I started entering writing contests in April 2009 and within the past (almost) 2 years, I’ve filled out about fifteen different contest forms. Some responses were good. Some were not. And some just hurt me like a kick to the gut.
But like a masochist, I sent out more.
What have a learned through this process?
Becoming a published author is not for the faint of heart!
These critiques build my endurance, toughen my hide, and help prepare me for the tougher critiques (and possibly reviews) ahead. It’s kind of like those Braxton Hicks contractions before labor. Either they help your body prepare for the massive pain of childbirth, or they give you a false sense of security about how little pain you are going to have 🙂
Critiques are a bit of a litmus test to your writing readiness – and the more I expose myself to the instructive critique of others, the more I prepare my heart for the publishing world.
Ciphering out truth is a wonderful teaching tool.
After the initial shock and near-trauma, digging through those critiques for truthful nuggets of insight can make you a better writer. I ‘see’ patterns of bad writing habits, I’d never seen before. One critique said my heroine wasn’t likeable (gasp) – so I broke apart the character to figure out what might bring her more to ‘life’.
Those comments made me reevaulate my story – and make it STRONGER!!
Fact and Opinion are NOT the same thing
Judges are people too. They have a favorite genre they write or read, varying perspectives, and personal opinions. All of those things play a part in the critiques they give. Weeding through the comments to find what areas you might need to work on is a big deal – especially if you want to grow as a writer.
I’ve found that if more than one judge mentions the same thing, then maybe I should take a honest look at that particular piece of my story. But if only one judge makes a comment, which seems more renegade to me, then I’ll read what they have to say – measure it against the other comments and my own understandings, check with a crit partner, then make a decision from there. Some things are fact, but some things are opinion. I am the one (or my editor) who has the final say.
Why do we enter contests? The answer to that question really makes a difference on what you’ll get out of them. If it’s to win that cute little pendant…well, that’s certainly something.
If it’s to be published – that’s a BIG goal, but in all actuality publication through contest entry is not in high percentages. But…
entering contest to get your manuscript in front of editor is still a FABULOUS idea – and gives your name exposure.
If it’s to learn and grow as a writer- you’ll almost always achieve this goal from contests.
I want to become a better writer. Contests have helped do that in so many ways. I’ve won a few along the way, but the best part has been the process of improvement from my first comments to the ones I’m expecting at the end of this month.

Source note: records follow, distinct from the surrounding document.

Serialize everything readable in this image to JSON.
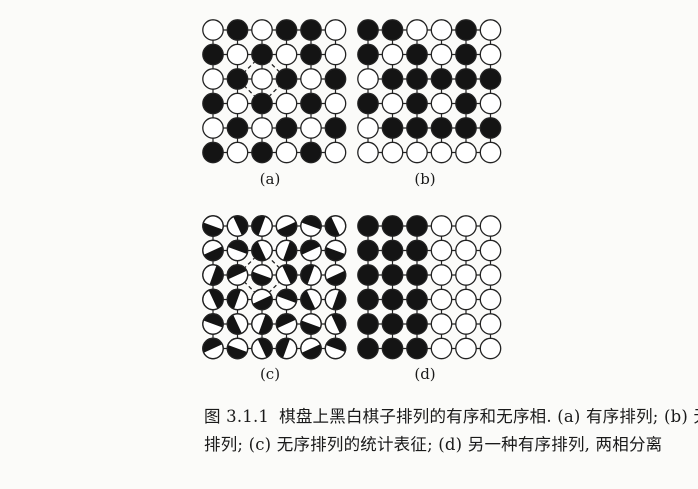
{
  "figure": {
    "panels": [
      {
        "id": "a",
        "label": "(a)",
        "kind": "binary",
        "dashed_square": true,
        "grid": [
          "WBWBBW",
          "BWBWBW",
          "WBWBWB",
          "BWBWBW",
          "WBWBWB",
          "BWBWBW"
        ]
      },
      {
        "id": "b",
        "label": "(b)",
        "kind": "binary",
        "dashed_square": false,
        "grid": [
          "BBWWBW",
          "BWBWBW",
          "WBBBBB",
          "BWBWBW",
          "WBBBBB",
          "WWWWWW"
        ]
      },
      {
        "id": "c",
        "label": "(c)",
        "kind": "half",
        "dashed_square": true,
        "grid": [
          "BBBBBB",
          "BBBBBB",
          "BBBBBB",
          "BBBBBB",
          "BBBBBB",
          "BBBBBB"
        ]
      },
      {
        "id": "d",
        "label": "(d)",
        "kind": "binary",
        "dashed_square": false,
        "grid": [
          "BBBWWW",
          "BBBWWW",
          "BBBWWW",
          "BBBWWW",
          "BBBWWW",
          "BBBWWW"
        ]
      }
    ],
    "colors": {
      "black_stone": "#141414",
      "white_stone": "#ffffff",
      "line": "#222222"
    }
  },
  "caption": {
    "label": "图 3.1.1",
    "line1": "棋盘上黑白棋子排列的有序和无序相. (a) 有序排列; (b) 无序",
    "line2": "排列; (c) 无序排列的统计表征; (d) 另一种有序排列, 两相分离"
  }
}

Laughing at myself, or not taking myself too seriously is an important goal
Yes, we send our precious little stories out into a cruel world – but no one forces us to. My granny used to say “Advice not asked for is advice not wanted.” – but when we enter a contest, we’re basically ASKING for advice. It may not always come in the form we expect, but we can learn from many of the comments we receive (not all).
And having a good attitude about it, PLUS placing the whole situation into perspective helps. I had to do this so I wouldn’t keep getting upset about the comments. This is one small piece of your writing in one very small part of your life. Laughing, learning, and looking ahead help manage the disappointment that negative comments can bring (plus LOADS of good chocolate – NEVER underestimate the power of very good chocolate)
For fun – here’s a little contest song to the tune of the Beverly Hillbillies 🙂
Let’s listen to a story ‘bout a brand new writer’s plot
When the promise of a novel and a dream is all she’s got
So she sends away her ‘precious’ on a crazy contest spree
With the hopes of fame & fortune, and a load of cash money
Blind, she is
Round the bend
Well the first thing ya know, tons of judges have their say
And the dreams she had expected didn’t turn out quite that way
Said her characters were shoddy, and her plot just wouldn’t fit
So the poor deluded writer wants to just rare up and quit.
Mad, she is
And burnin’ things.
So when homicidal tendencies have left the author’s head
And the mention of the contest doesn’t have her seeing red
She can learn from those before her, who have made it into print
That the writer’s journey is a marathon and not a sprint.